Genetic Diversity and Pedigree Analysis of Muscadine Grape Using SSR Markers

Muscadine grape (Vitis rotundifolia) is the first native North American grape to be domesticated. During the past century, breeding programs have created a large collection of muscadine cultivars. Muscadine cultivars are usually identified by evaluating morphological traits and checking breeding records, which can be ambiguous and unauthentic.
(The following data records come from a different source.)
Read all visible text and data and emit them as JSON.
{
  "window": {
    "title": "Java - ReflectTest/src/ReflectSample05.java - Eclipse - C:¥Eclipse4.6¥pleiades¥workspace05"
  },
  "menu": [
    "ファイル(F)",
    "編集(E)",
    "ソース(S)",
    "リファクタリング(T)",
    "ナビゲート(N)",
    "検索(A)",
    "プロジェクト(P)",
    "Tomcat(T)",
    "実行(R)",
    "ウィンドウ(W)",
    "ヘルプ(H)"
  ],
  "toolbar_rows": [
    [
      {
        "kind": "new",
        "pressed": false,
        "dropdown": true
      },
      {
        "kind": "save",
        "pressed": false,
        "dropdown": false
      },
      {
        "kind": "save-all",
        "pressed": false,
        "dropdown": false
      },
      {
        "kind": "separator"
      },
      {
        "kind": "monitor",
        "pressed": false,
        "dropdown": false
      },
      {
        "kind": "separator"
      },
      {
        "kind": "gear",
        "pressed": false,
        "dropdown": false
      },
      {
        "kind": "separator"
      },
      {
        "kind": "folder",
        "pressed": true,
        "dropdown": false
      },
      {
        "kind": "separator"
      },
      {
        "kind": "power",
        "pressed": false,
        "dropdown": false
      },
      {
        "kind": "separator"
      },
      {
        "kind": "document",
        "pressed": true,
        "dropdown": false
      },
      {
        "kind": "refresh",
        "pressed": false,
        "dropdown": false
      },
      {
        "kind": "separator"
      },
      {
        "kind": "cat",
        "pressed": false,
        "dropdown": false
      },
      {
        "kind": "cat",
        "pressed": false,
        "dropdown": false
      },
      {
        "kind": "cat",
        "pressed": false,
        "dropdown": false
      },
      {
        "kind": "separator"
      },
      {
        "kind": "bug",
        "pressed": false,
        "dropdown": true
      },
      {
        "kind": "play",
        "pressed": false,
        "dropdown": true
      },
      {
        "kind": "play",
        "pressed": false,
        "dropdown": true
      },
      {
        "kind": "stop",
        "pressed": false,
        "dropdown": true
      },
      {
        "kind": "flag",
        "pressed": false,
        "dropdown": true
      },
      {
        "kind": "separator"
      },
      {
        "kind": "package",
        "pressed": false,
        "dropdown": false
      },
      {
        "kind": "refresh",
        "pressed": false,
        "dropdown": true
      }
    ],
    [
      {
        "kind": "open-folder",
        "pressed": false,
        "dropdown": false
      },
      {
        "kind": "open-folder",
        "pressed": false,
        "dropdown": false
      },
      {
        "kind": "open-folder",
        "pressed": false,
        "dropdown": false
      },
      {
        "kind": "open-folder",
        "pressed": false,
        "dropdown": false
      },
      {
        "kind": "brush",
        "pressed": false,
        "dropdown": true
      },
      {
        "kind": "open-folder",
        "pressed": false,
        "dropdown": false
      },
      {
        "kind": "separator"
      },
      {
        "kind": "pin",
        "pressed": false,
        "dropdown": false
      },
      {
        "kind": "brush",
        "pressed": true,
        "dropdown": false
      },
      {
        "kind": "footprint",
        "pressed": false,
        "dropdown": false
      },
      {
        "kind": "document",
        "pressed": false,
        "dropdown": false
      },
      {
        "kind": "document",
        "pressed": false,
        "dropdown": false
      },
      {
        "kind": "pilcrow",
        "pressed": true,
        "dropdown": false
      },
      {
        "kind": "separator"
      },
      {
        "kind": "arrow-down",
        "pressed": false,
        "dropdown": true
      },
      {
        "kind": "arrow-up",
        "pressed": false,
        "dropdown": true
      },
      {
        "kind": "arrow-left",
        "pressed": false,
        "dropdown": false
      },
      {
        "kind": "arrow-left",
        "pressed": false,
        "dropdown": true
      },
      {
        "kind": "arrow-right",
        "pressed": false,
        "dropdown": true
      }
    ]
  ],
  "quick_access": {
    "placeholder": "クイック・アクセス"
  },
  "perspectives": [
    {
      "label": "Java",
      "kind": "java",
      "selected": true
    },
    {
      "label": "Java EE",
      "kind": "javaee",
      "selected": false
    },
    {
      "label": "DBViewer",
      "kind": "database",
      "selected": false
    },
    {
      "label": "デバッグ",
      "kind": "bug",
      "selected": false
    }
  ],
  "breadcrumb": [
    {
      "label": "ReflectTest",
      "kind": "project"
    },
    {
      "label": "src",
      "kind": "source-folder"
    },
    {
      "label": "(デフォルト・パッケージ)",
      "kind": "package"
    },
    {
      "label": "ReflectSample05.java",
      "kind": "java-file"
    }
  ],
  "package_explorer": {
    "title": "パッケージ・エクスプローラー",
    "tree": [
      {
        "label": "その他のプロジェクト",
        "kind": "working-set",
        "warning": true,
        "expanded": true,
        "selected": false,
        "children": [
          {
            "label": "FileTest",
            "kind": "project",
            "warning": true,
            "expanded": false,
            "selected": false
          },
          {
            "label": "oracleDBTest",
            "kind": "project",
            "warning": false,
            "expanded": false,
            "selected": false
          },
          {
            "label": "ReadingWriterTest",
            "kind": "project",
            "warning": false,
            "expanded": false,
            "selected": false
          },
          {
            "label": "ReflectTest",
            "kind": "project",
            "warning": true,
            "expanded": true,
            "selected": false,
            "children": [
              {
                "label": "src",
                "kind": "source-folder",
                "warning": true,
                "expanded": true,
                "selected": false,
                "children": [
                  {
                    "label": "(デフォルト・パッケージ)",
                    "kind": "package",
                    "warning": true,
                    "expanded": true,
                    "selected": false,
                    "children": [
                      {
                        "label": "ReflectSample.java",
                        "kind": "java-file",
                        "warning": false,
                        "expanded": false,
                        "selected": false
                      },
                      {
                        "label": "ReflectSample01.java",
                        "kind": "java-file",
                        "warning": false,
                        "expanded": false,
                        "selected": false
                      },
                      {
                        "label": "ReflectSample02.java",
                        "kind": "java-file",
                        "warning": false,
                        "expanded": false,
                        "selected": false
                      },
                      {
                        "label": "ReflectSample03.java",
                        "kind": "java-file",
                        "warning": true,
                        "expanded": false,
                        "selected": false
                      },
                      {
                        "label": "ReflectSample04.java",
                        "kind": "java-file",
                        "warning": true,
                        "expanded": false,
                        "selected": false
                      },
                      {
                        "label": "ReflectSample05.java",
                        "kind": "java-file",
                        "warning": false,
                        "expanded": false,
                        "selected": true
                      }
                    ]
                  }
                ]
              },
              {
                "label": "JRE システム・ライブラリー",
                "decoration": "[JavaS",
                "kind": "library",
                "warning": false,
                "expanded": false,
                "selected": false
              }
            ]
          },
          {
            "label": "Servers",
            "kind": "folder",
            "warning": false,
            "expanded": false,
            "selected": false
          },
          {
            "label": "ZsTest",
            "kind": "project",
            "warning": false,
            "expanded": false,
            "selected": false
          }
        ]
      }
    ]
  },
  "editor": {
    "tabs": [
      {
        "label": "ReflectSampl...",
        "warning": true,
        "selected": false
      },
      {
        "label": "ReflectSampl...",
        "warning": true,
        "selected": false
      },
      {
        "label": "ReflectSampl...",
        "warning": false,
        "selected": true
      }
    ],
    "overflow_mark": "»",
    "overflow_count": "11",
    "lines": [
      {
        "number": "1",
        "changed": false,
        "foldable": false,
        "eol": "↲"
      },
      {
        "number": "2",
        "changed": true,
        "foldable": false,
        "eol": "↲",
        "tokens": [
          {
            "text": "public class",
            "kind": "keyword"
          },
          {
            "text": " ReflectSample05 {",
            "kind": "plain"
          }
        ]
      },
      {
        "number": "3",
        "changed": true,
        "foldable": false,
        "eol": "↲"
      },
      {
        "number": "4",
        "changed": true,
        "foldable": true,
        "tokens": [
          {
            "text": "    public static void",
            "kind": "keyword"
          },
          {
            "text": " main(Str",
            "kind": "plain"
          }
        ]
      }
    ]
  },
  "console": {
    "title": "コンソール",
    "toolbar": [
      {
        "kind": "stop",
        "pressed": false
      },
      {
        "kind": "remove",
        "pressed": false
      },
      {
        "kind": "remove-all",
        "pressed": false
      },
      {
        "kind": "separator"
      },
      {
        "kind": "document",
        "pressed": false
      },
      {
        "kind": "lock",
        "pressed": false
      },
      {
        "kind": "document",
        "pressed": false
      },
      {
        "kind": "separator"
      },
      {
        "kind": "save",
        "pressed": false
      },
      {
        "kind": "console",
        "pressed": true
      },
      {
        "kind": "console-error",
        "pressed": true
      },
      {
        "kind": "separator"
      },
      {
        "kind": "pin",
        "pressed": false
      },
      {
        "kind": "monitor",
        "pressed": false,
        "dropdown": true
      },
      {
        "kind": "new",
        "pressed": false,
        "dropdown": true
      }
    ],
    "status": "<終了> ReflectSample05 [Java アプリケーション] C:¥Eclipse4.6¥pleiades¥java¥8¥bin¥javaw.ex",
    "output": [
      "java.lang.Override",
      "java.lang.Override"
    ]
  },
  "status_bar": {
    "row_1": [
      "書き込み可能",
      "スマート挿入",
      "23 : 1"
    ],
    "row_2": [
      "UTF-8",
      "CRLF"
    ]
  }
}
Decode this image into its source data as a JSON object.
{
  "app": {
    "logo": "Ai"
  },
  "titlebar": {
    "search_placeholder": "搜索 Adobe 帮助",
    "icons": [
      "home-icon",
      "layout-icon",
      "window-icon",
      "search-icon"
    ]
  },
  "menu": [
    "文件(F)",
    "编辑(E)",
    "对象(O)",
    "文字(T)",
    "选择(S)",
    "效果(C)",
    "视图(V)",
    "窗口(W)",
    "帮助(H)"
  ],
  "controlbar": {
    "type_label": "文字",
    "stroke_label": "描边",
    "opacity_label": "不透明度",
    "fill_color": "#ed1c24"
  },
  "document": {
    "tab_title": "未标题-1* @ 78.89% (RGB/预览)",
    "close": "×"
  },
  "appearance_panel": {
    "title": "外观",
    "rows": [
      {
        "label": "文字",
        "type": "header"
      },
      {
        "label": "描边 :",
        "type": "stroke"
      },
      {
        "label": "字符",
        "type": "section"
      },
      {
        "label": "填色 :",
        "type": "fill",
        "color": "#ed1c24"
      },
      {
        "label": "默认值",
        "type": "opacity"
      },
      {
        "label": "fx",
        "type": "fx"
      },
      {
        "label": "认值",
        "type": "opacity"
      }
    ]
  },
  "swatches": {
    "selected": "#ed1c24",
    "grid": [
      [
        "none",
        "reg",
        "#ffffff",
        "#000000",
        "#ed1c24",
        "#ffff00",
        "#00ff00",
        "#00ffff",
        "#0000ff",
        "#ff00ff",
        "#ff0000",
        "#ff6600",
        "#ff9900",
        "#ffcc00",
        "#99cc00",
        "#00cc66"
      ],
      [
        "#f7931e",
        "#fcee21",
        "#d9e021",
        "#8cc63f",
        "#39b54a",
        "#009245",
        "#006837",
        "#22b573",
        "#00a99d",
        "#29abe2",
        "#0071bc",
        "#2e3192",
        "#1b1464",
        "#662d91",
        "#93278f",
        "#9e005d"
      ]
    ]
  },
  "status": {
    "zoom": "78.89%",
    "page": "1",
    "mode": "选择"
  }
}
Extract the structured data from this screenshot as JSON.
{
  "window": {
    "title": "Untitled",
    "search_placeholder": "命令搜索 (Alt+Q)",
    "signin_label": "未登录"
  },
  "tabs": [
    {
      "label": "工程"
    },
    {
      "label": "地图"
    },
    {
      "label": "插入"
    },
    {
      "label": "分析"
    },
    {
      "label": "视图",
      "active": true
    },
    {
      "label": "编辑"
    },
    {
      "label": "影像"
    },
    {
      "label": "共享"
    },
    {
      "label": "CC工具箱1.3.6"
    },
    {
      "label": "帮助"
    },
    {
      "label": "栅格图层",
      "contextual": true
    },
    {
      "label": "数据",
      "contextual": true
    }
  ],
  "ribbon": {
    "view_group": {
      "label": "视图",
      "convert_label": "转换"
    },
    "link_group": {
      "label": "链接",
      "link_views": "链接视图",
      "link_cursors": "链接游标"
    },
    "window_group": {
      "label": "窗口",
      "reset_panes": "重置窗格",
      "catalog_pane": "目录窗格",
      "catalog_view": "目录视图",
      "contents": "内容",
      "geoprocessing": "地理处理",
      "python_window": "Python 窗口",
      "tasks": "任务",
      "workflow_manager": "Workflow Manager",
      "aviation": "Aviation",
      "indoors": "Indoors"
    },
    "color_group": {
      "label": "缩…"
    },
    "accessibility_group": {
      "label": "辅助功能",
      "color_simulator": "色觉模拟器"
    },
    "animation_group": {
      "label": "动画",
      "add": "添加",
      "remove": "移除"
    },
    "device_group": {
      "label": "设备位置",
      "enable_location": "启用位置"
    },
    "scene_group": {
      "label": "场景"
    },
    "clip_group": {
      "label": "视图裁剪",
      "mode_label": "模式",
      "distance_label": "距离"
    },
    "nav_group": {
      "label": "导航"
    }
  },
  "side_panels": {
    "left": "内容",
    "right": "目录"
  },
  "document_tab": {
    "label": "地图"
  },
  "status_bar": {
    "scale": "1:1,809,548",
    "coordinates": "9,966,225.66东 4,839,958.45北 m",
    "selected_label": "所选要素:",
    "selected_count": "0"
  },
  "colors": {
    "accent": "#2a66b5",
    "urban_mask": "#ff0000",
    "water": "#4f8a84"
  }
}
During this study, simple sequence repeat (SSR) markers were used to generate DNA fingerprinting profiles to identify muscadine cultivars and verify their reported pedigrees. Eighty-nine Vitis accessions were genotyped using 20 SSRs from 13 linkage groups. From these, 81 unique subgenus Muscadinia accessions were identified, and a core set of five SSR markers was able to distinguish all of them. Eighteen misidentifications were found, and five previously unknown accessions were matched with cultivars in the dataset. The profiles of 12 cultivars were not consistent with their reported parentage–progeny relationships. Genetic diversity was analyzed at four levels: all V. rotundifolia cultivars (N = 67); current cultivars (N = 39); historical cultivars (N = 28); and wild V. rotundifolia accessions (N = 9). There was substantial genetic diversity in both wild and historically cultivated muscadines. The principle coordinate analysis (PCoA) showed clear separation among subgenus Vitis cultivars, wild muscadine accessions, and cultivated muscadines, with PCoA1 and PCoA2 explaining 11.0% and 9.3% of the total variation, respectively.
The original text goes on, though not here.